Log in as "admin", password "admin77".
installing via source
Flint should run anywhere you could ordinarily run a Ruby on Rails app. For most people, that means there's some assembly required.
Get the source
You can download the most recent snapshot of the source code here:
http://runplaybook.com/storage/flint/flint-current.tgz
Set up your environment
You need a development environment that can build C code and that can run Ruby. On Mac OS X, that means XCode. On Ubuntu or Debian Linux, you'll want the "build-essentials" packages and Ruby 1.8 with rubygems, the standard Ruby package manager. You should be able to type "gem help" and "rake --help" and see help messages.
Start Flint
Unpack the source. Go to the Flint directory. Type "rake install". That will install all of Flint's dependencies, including Redis, which you should check out because it is awesome.
Now, run "rake app". This will start Flint. Point your browser at http://localhost:4567 and you should get a login screen. By default, Flint listens only on localhost.
Log in as "admin", password "admin77".
installing via git
Flint should run anywhere you could ordinarily run a Ruby on Rails app. For most people, that means there's some assembly required.
Get the source
You need "git" installed. Google "git". It's the first hit.
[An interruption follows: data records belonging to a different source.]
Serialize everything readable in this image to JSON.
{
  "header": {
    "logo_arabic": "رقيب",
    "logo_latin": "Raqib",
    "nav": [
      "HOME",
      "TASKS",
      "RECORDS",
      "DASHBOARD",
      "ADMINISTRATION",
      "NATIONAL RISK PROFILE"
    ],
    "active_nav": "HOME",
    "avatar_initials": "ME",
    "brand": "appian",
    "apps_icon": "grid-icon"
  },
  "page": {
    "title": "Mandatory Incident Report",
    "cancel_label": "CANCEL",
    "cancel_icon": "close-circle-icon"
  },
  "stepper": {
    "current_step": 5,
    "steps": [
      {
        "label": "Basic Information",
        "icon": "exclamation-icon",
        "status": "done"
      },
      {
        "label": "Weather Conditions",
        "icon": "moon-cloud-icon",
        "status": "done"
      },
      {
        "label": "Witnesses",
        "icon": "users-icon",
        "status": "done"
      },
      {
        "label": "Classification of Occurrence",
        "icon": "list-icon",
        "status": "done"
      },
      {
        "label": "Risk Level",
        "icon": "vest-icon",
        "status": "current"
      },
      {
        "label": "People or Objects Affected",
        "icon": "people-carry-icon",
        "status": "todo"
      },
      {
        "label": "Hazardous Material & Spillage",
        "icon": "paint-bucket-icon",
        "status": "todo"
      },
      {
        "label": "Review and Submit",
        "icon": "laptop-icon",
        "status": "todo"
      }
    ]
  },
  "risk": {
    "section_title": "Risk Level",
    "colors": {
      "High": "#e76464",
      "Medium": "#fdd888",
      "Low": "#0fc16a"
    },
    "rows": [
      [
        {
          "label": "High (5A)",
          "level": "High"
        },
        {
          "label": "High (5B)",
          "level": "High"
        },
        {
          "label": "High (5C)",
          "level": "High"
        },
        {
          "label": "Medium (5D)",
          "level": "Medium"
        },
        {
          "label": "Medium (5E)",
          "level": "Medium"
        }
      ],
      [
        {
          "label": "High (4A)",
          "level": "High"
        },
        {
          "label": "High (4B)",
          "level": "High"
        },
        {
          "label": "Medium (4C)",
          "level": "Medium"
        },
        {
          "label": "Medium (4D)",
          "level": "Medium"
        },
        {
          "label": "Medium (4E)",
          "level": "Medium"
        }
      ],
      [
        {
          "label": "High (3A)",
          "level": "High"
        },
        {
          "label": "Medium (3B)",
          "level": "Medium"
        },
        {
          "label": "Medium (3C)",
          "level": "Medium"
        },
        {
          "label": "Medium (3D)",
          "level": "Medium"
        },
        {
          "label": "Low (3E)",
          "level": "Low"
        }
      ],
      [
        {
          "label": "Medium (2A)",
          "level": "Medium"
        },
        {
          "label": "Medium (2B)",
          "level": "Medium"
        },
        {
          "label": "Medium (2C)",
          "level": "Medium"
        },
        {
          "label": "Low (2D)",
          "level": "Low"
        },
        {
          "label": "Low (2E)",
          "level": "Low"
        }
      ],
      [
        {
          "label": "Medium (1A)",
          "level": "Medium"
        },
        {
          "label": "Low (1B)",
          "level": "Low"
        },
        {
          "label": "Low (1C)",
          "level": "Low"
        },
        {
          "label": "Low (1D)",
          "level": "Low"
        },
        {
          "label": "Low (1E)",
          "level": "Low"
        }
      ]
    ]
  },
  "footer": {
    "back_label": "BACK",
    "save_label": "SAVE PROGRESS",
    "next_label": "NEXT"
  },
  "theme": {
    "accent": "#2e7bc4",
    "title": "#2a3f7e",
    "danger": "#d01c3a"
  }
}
Run "git clone http://runplaybook.com/git/flint.git". Now you have a full checkout of the source. You can update it any time by typing "git pull".
Set up your environment
You need a development environment that can build C code and that can run Ruby. On Mac OS X, that means XCode. On Ubuntu or Debian Linux, you'll want the "build-essentials" packages and Ruby 1.8 with rubygems, the standard Ruby package manager. You should be able to type "gem help" and "rake --help" and see help messages.
Start Flint
Unpack the source. Go to the Flint directory. Type "rake install". That will install all of Flint's dependencies, including Redis, which you should check out because it is awesome.
Now, run "rake app". This will start Flint. Point your browser at http://localhost:4567 and you should get a login screen. By default, Flint listens only on localhost.
Log in as "admin", password "admin77".